On December 28, 2012, PPL moved to enforce the settlement agreement. The District Court denied the motion and scheduled an evidentiary hearing. At the hearing, Siegle, Kolman, and Pisarz testified. After the hearing, the District Court granted PPL’s motion to enforce the settlement and dismissed the case with prejudice.

II. Discussion 3

Pisarz raises three objections to the District Court’s enforcement of the settlement agreement: (1) that the Court erred in applying the standard for apparent authority rather than actual authority, (2) that the Court erred in holding that settlement was not conditioned upon Pisarz’s signature, and (3) that the Court’s factual findings were clearly erroneous because they omitted several key facts. None of those objections has merit.

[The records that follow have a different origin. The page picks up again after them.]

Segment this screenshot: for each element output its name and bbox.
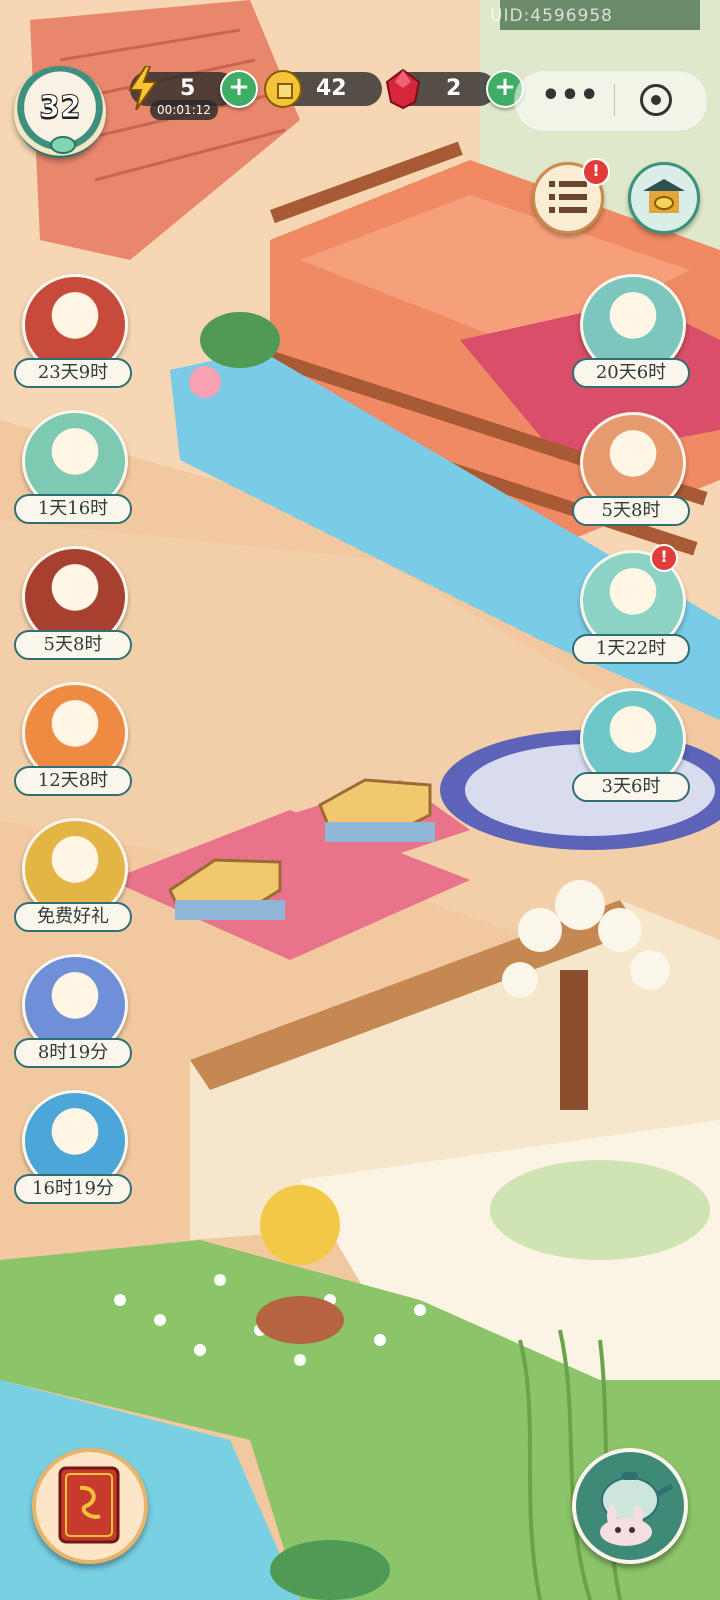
event-lucky-cat-button[interactable]: 1天16时 <box>14 410 132 528</box>
event-coin-cat-timer-label: 1天22时 <box>572 634 690 664</box>
red-book-icon <box>58 1466 120 1544</box>
event-tea-pot-timer-label: 5天8时 <box>14 630 132 660</box>
task-list-icon <box>549 181 587 213</box>
player-level-number: 32 <box>39 90 82 126</box>
gem-value: 2 <box>446 76 462 101</box>
event-tea-pot-button[interactable]: 5天8时 <box>14 546 132 664</box>
event-fishing-cat-timer-label: 8时19分 <box>14 1038 132 1068</box>
event-free-gift-timer-label: 免费好礼 <box>14 902 132 932</box>
coin-counter: 42 <box>264 70 382 108</box>
pavilion-shop-icon <box>643 179 685 213</box>
event-lucky-cat-timer-label: 1天16时 <box>14 494 132 524</box>
event-coin-cat-alert-badge: ! <box>650 544 678 572</box>
add-energy-button[interactable]: + <box>220 70 258 108</box>
player-level-badge[interactable]: 32 <box>14 66 106 158</box>
event-fan-cat-timer-label: 5天8时 <box>572 496 690 526</box>
event-fishing-cat-button[interactable]: 8时19分 <box>14 954 132 1072</box>
shop-button[interactable] <box>628 162 700 234</box>
event-gift-cat-timer-label: 3天6时 <box>572 772 690 802</box>
teahouse-button[interactable] <box>572 1448 688 1564</box>
teapot-bunny-icon <box>600 1472 674 1546</box>
leaf-icon <box>50 136 76 154</box>
event-koi-bowl-timer-label: 12天8时 <box>14 766 132 796</box>
uid-text: UID:4596958 <box>490 6 613 26</box>
capsule-divider <box>614 84 615 116</box>
task-alert-badge: ! <box>582 158 610 186</box>
event-fish-button[interactable]: 16时19分 <box>14 1090 132 1208</box>
event-free-gift-button[interactable]: 免费好礼 <box>14 818 132 936</box>
ruby-gem-icon <box>385 68 421 110</box>
event-fan-cat-button[interactable]: 5天8时 <box>572 412 690 530</box>
event-coin-cat-button[interactable]: 1天22时! <box>572 544 690 668</box>
event-bath-cat-button[interactable]: 20天6时 <box>572 274 690 392</box>
coin-value: 42 <box>316 76 347 101</box>
event-gift-cat-button[interactable]: 3天6时 <box>572 688 690 806</box>
event-book-button[interactable]: 23天9时 <box>14 274 132 392</box>
more-menu-button[interactable]: ••• <box>540 76 600 122</box>
event-koi-bowl-button[interactable]: 12天8时 <box>14 682 132 800</box>
event-book-timer-label: 23天9时 <box>14 358 132 388</box>
gem-counter: 2 <box>385 68 496 110</box>
energy-refill-timer: 00:01:12 <box>150 100 218 120</box>
event-fish-timer-label: 16时19分 <box>14 1174 132 1204</box>
event-bath-cat-timer-label: 20天6时 <box>572 358 690 388</box>
close-miniprogram-button[interactable] <box>640 84 672 116</box>
coin-icon <box>264 70 302 108</box>
journal-book-button[interactable] <box>32 1448 148 1564</box>
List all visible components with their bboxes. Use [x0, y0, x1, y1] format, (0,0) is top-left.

A. Standard for Express Authority

The law in Pennsylvania “is clear and well-settled that an attorney must have *200 express authority in order to bind a client to a settlement agreement.” Reutzel v. Douglas, 582 Pa. 149, 870 A.2d 787, 789-90 (2005). 4 “The rationale for [that] rule stems from the fact that parties settling legal disputes forfeit substantial legal rights, and such rights should only be forfeited knowingly.” Id. at 790.